4 min read

5 mistakes that an Airbnb host should never commit

Whenever someone books my B&B, it triggers a series of things that I do.

Send an acknowledgement message. Organise cleaner. Arrange check-in. Get paid.

After a while, this can get a little repetitive for me. I risk falling into the trap of going through the motions like an impassioned machine. I want to avoid this, obviously.

To counter this I constantly remind myself that bookings aren't just entries in my calendar consisting of  dates, requirements, and dollar figures.

There are real people behind every booking. People who are celebrating an anniversary. Or keen to pamper their loved ones. Or desperate for a break.

Whatever reason they have for travelling, it must be dear to them. That's why they spend their hard-earned money to stay at my B&B.

Treating guests well comes naturally with this mindset.

I recently saw social media posts from guests who were treated terribly by their hosts. I was horrified by what they were subjected to. I guess this is what happens when hosts forget that guests are real people. They become cold and unsympathetic.

Below are 5 things that a host should never do, not only because they're harmful and disrespectful toward guests, but also because they're bad for business long-term:

1. Cancelling a guest's booking - I'm sure the vast majority of hosts don't do this. But still, I cannot for the life of me understand why some hosts think it is OK to cancel their guest's booking.

Many host-initiated cancellations reek of greed, stemming from double booking or wanting a more profitable replacement booking.

It is unfair to throw off our guest's travel plans just because we want to make a few more bucks.

Three years ago I accidentally messed up my pricing and massively underpriced some of the most sought after dates on my calendar (Easter).

A lucky fellow found those vacant dates and paid very little for them. I stood to lose approximately $1,000. His stay was 7 months away. I still didn't cancel his booking.

2. Obnoxious house rules - Some unethical hosts impose rules that are so ridiculous that I couldn't help but laugh.

One guest was asked to wash his towels and bedding just before checking out. Another was asked to mow the lawn. Yet another was asked to assemble a piece of furniture!

Whether we want to admit it or not, Airbnb hosts compete with hotels. We should aim to provide the same level of convenience as hotels, whenever possible.

My house rules are just general courtesy stuff. Keep noises down at night. Don't park illegally. That sort of thing.

Tidying up messy yard is not a guest's job

3. Surprise fees - It is confusing to see different prices on different screens when making a booking. Airbnb is partly to blame for this, showing one screen with only the base price and another with extra fees added.

This also makes guests feel like a victim of bait-and-switch. I can understand why many find this infuriating.

I take the matter into my own hands and set all extra fees to 0, even the cleaning fee. I simply build cleaning into my nightly rate.

This reduces Airbnb's "ability" to display my price in a confusing manner.

We should remind ourselves that we compete with hotels.
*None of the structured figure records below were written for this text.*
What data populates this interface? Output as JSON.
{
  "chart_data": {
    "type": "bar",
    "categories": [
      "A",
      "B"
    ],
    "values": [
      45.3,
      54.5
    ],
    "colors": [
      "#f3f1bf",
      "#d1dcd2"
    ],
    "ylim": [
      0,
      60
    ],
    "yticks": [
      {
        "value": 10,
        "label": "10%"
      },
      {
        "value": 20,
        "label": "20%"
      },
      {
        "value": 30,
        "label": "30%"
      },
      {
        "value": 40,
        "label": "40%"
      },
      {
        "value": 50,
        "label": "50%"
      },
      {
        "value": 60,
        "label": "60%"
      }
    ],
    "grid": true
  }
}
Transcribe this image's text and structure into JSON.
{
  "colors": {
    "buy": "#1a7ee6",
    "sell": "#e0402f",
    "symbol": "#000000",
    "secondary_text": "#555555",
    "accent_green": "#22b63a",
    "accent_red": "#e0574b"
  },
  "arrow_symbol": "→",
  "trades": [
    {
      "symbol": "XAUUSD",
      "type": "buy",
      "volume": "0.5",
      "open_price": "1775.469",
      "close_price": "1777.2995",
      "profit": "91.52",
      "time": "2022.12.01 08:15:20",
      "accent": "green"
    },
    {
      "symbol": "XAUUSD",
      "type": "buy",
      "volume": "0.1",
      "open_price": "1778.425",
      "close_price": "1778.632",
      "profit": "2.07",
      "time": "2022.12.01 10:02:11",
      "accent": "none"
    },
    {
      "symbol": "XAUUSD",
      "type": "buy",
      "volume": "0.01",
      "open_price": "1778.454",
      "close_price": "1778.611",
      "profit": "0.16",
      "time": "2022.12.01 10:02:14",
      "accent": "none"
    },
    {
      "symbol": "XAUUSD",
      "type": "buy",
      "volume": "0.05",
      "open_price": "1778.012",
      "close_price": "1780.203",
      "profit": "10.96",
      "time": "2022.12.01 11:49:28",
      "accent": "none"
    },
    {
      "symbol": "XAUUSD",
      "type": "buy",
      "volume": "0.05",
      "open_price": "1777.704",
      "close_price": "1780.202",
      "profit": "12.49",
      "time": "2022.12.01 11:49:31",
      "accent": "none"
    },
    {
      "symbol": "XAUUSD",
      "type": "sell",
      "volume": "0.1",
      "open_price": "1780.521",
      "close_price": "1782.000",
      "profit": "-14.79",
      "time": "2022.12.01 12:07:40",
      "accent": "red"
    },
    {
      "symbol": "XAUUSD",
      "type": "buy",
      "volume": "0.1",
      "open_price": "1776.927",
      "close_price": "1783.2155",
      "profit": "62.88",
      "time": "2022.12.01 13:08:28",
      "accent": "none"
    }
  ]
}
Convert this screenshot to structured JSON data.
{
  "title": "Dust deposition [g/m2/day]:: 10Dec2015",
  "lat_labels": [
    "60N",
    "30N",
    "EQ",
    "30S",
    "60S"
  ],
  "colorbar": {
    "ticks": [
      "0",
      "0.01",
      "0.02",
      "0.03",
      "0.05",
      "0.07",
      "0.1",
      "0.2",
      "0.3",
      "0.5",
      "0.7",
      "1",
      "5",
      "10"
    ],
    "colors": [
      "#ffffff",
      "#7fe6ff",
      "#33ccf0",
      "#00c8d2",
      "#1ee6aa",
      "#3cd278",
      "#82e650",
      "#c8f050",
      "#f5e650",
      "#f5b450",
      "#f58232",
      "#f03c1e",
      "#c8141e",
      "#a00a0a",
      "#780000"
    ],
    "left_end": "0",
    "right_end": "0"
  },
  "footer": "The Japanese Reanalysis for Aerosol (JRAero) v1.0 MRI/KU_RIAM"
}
Hotels don't slap guests with a gazillion extra fees. Why should guests stay with us if we treat them worse than a hotel?

Having no extra fees also benefits us hosts. I firmly believe this. I believe that a separate cleaning fee incentivises guests to act less responsibly in terms of cleanliness, because they've "paid for someone to clean up after them".

4. Unfair post-stay charges - I've had guests take home my kitchen utensils, break my decorations, damage my TV, even leave a hole in the wall. I've had it all.

But I'm trigger shy when it comes to charging my guests after they've left.

Like I said earlier, guests are real people with feelings. To be slapped with extra fees at the end of a vacation would be so maddening.

A vacation should leave you recharged, not angry. Feeling upset would defeat the whole purpose of having a vacation in the first place!

Of all the incidents above, only one guest paid to reimburse my loss. Even then it was only partial. I didn't think it was fair to ask for a  full reimbursement.

For the other incidents, I just absorbed the cost. It's part of running a business. I took it on the chin.

You may be thinking, we can't let our guests get away with breaking stuff, can we? Doesn't this get expensive?

You would think so, but not really (see the closing section below.)

5. Hidden cameras - That this needs to be mentioned is very embarrassing.

Malicious so-called hosts who put hidden cameras inside their property ruin things for everyone.

They ruin their guests' private enjoyment. They also ruin the reputation of other hosts and Airbnb.

I encourage all hosts to stay away from the above transgressions, even if it's for selfish reasons.

For instance, hosts who cancel a guest's booking will incur severe penalties and almost definitely impair their ability to earn a good income.

Besides, you'll find that your kindness to guests will be rewarded.

This happened to me:

The two-year-old son of a recent guest smashed a beautiful art decoration in my B&B, but I chose to not make a big deal out of it.

Wanting the family to enjoy their stay worry-free, I told them that I wouldn't charge for the damage.

I guess this must've really impressed them. Not long after they checked out, they re-booked to stay at my B&B again for a lengthy New Year's holiday.

This covered the cost of replacing the art piece that their son broke, and more.